I therefore thank you, and through you also the other Vatican archivists, for the patient and scrupulous work you have done over the past twelve years, and which you are still partly carrying out, to complete this aforementioned preparation.
Yours is a job that takes place in silence and far from noise; it cultivates memory and in a sense it seems to me that it can be compared to the cultivation of a majestic tree, whose branches reach towards the sky but whose roots are solidly anchored in the earth. If we compare this tree to the Church, we see that it is reaching our towards Heaven, our homeland and final horizon, but the roots sink into the soil of the same Incarnation of the Word, in history, over time. You archivists, with your patient effort, work on these roots and help keep them alive, so that even the greenest and youngest branches can receive good sap for their future growth.
This constant and significant effort, on your part and on that of your colleagues, enables me today, in memory of that significant anniversary, to announce my decision to open to researchers the archival documentation related to the pontificate of Pius XII, up to his death at Castel Gandolfo on 9 October 1958.
I have decided that the opening of the Vatican Archives for the Pontificate of Pius XII will take place on 2 March 2020, exactly one year after the eightieth anniversary of the election to the See of Peter of Eugenio Pacelli.
I have assumed this decision after hearing the opinion of my closest collaborators, with a serene and confident mind, sure that serious and objective historical research will be able to evaluate, in the proper light and with appropriate criticism, the praiseworthy moments of the Pontiff and, without any doubt, also moments of serious difficulties, of tormented decisions, of human and Christian prudence, which to some might have seemed to be reticence, and which instead were attempts, humanly also very hard-fought, to keep the flame of humanitarian initiatives lit during periods of more intense darkness and cruelty, of hidden but active diplomacy, of hope in possible good openings of hearts.
The Church is not afraid of history; rather, she loves it, and would like to love it more and better, as God does!

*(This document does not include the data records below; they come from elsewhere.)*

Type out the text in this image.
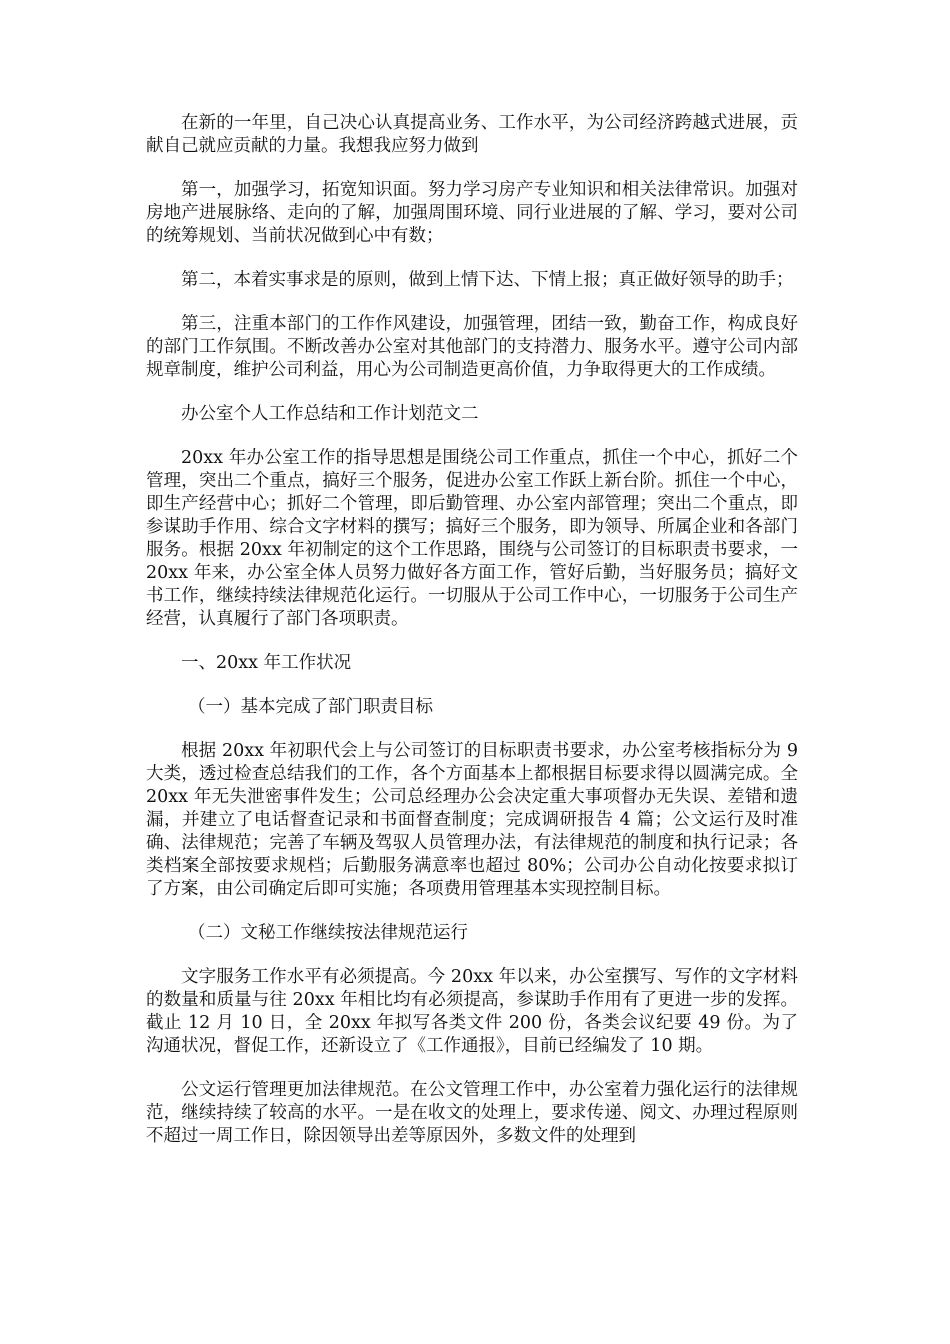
在新的一年里，自己决心认真提高业务、工作水平，为公司经济跨越式进展，贡献自己就应贡献的力量。我想我应努力做到

第一，加强学习，拓宽知识面。努力学习房产专业知识和相关法律常识。加强对房地产进展脉络、走向的了解，加强周围环境、同行业进展的了解、学习，要对公司的统筹规划、当前状况做到心中有数；

第二，本着实事求是的原则，做到上情下达、下情上报；真正做好领导的助手；

第三，注重本部门的工作作风建设，加强管理，团结一致，勤奋工作，构成良好的部门工作氛围。不断改善办公室对其他部门的支持潜力、服务水平。遵守公司内部规章制度，维护公司利益，用心为公司制造更高价值，力争取得更大的工作成绩。

办公室个人工作总结和工作计划范文二

20xx 年办公室工作的指导思想是围绕公司工作重点，抓住一个中心，抓好二个管理，突出二个重点，搞好三个服务，促进办公室工作跃上新台阶。抓住一个中心，即生产经营中心；抓好二个管理，即后勤管理、办公室内部管理；突出二个重点，即参谋助手作用、综合文字材料的撰写；搞好三个服务，即为领导、所属企业和各部门服务。根据 20xx 年初制定的这个工作思路，围绕与公司签订的目标职责书要求，一 20xx 年来，办公室全体人员努力做好各方面工作，管好后勤，当好服务员；搞好文书工作，继续持续法律规范化运行。一切服从于公司工作中心，一切服务于公司生产经营，认真履行了部门各项职责。

一、20xx 年工作状况

（一）基本完成了部门职责目标

根据 20xx 年初职代会上与公司签订的目标职责书要求，办公室考核指标分为 9 大类，透过检查总结我们的工作，各个方面基本上都根据目标要求得以圆满完成。全 20xx 年无失泄密事件发生；公司总经理办公会决定重大事项督办无失误、差错和遗漏，并建立了电话督查记录和书面督查制度；完成调研报告 4 篇；公文运行及时准确、法律规范；完善了车辆及驾驭人员管理办法，有法律规范的制度和执行记录；各类档案全部按要求规档；后勤服务满意率也超过 80%；公司办公自动化按要求拟订了方案，由公司确定后即可实施；各项费用管理基本实现控制目标。

（二）文秘工作继续按法律规范运行

文字服务工作水平有必须提高。今 20xx 年以来，办公室撰写、写作的文字材料的数量和质量与往 20xx 年相比均有必须提高，参谋助手作用有了更进一步的发挥。截止 12 月 10 日，全 20xx 年拟写各类文件 200 份，各类会议纪要 49 份。为了沟通状况，督促工作，还新设立了《工作通报》，目前已经编发了 10 期。

公文运行管理更加法律规范。在公文管理工作中，办公室着力强化运行的法律规范，继续持续了较高的水平。一是在收文的处理上，要求传递、阅文、办理过程原则不超过一周工作日，除因领导出差等原因外，多数文件的处理到
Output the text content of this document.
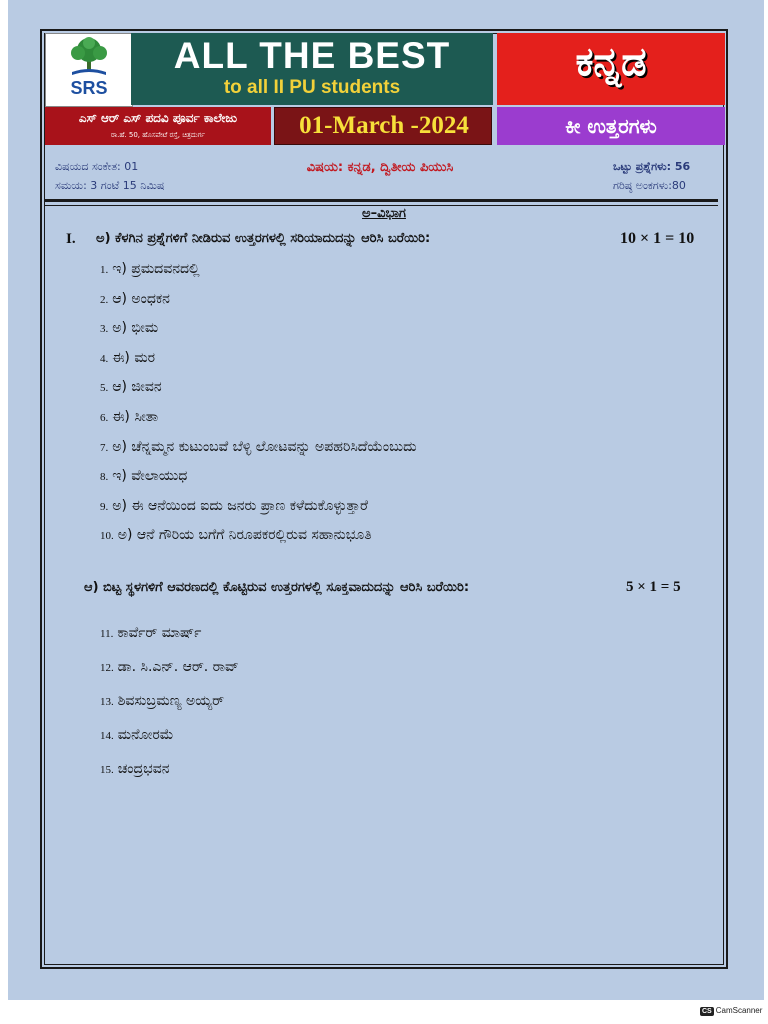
SRS
ALL THE BEST
to all II PU students
ಕನ್ನಡ
ಎಸ್ ಆರ್ ಎಸ್ ಪದವಿ ಪೂರ್ವ ಕಾಲೇಜು
ರಾ.ಹೆ. 50, ಹೊಸಪೇಟೆ ರಸ್ತೆ, ಚಿತ್ರದುರ್ಗ	01-March -2024	ಕೀ ಉತ್ತರಗಳು
ವಿಷಯದ ಸಂಕೇತ: 01
ಸಮಯ: 3 ಗಂಟೆ 15 ನಿಮಿಷ
ವಿಷಯ: ಕನ್ನಡ, ದ್ವಿತೀಯ ಪಿಯುಸಿ	ಒಟ್ಟು ಪ್ರಶ್ನೆಗಳು: 56
ಗರಿಷ್ಠ ಅಂಕಗಳು:80
ಅ–ವಿಭಾಗ
I. ಅ) ಕೆಳಗಿನ ಪ್ರಶ್ನೆಗಳಿಗೆ ನೀಡಿರುವ ಉತ್ತರಗಳಲ್ಲಿ ಸರಿಯಾದುದನ್ನು ಆರಿಸಿ ಬರೆಯಿರಿ:	10 × 1 = 10
1. ಇ) ಪ್ರಮದವನದಲ್ಲಿ
2. ಆ) ಅಂಧಕನ
3. ಅ) ಭೀಮ
4. ಈ) ಮರ
5. ಆ) ಜೀವನ
6. ಈ) ಸೀತಾ
7. ಅ) ಚೆನ್ನಮ್ಮನ ಕುಟುಂಬವೆ ಬೆಳ್ಳಿ ಲೋಟವನ್ನು ಅಪಹರಿಸಿದೆಯೆಂಬುದು
8. ಇ) ವೇಲಾಯುಧ
9. ಅ) ಈ ಆನೆಯಿಂದ ಐದು ಜನರು ಪ್ರಾಣ ಕಳೆದುಕೊಳ್ಳುತ್ತಾರೆ
10. ಅ) ಆನೆ ಗೌರಿಯ ಬಗೆಗೆ ನಿರೂಪಕರಲ್ಲಿರುವ ಸಹಾನುಭೂತಿ
ಆ) ಬಿಟ್ಟ ಸ್ಥಳಗಳಿಗೆ ಆವರಣದಲ್ಲಿ ಕೊಟ್ಟಿರುವ ಉತ್ತರಗಳಲ್ಲಿ ಸೂಕ್ತವಾದುದನ್ನು ಆರಿಸಿ ಬರೆಯಿರಿ:	5 × 1 = 5
11. ಕಾರ್ವೆರ್ ಮಾರ್ಷ್
12. ಡಾ. ಸಿ.ಎನ್. ಆರ್. ರಾವ್
13. ಶಿವಸುಬ್ರಮಣ್ಯ ಅಯ್ಯರ್
14. ಮನೋರಮೆ
15. ಚಂದ್ರಭವನ
CS CamScanner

So, with the same trust of my predecessors, I open and entrust to researchers this documentary heritage.
While I thank you again for the work accomplished, I wish you continued efforts to provide assistance to researchers – scientific and material assistance – and also in the publication of the Pacellian sources that will be considered important, as you have been doing for some years.
With these sentiments, I warmly impart my Apostolic Blessing to you and ask you, please, to pray for me.